Heathen philosophers who disputed with Antony were amazed both at his modesty and at his wisdom. When asked how he could spend his life in solitude without the companionship of books, he replied that nature was his great book. When they criticized his ignorance, he simply asked which was the better, good sense or book learning, and which produced the other. They answered, "Good sense." "Then," said Antony, "it is sufficient of itself." His pagan visitors usually wanted to know the reasons for his faith in Christ. He told them that they degraded their gods by ascribing to them the worst of human passions, whereas the ignominy of the cross, followed by Christ's triumphant Resurrection, was a supreme demonstration of His infinite goodness, to say nothing of His miracles of healing and raising the dead.
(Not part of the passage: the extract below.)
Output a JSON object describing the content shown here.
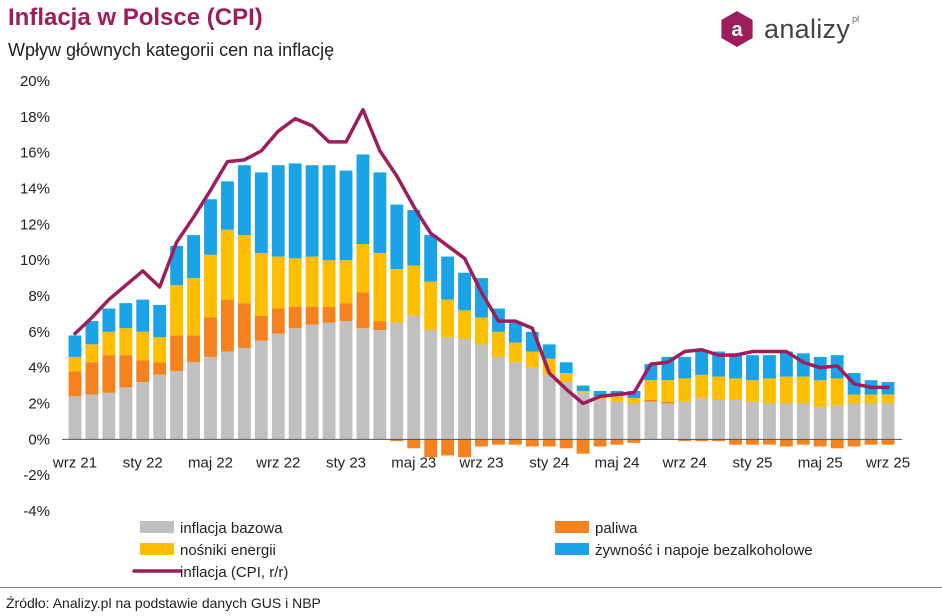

The Christian's faith in his Almighty God and His works was a more satisfactory basis for religion than the empty sophistries of the Greeks. Antony carried on his discussions with the Greeks through an interpreter. His biographer Athanasius tells us that in spite of his solitary life, "he did not seem to others morose or unapproachable, but met them with a most engaging and friendly air." He writes that no one in trouble ever visited Antony without going away comforted.

O God, by your Holy Spirit you enabled your servant Antony to withstand the temptations of the world, the flesh, and the devil: Give us grace, with pure hearts and minds, to follow you, the only God; through Jesus Christ our Lord, who lives and reigns with you and the Holy Spirit, one God, for ever and ever. Amen.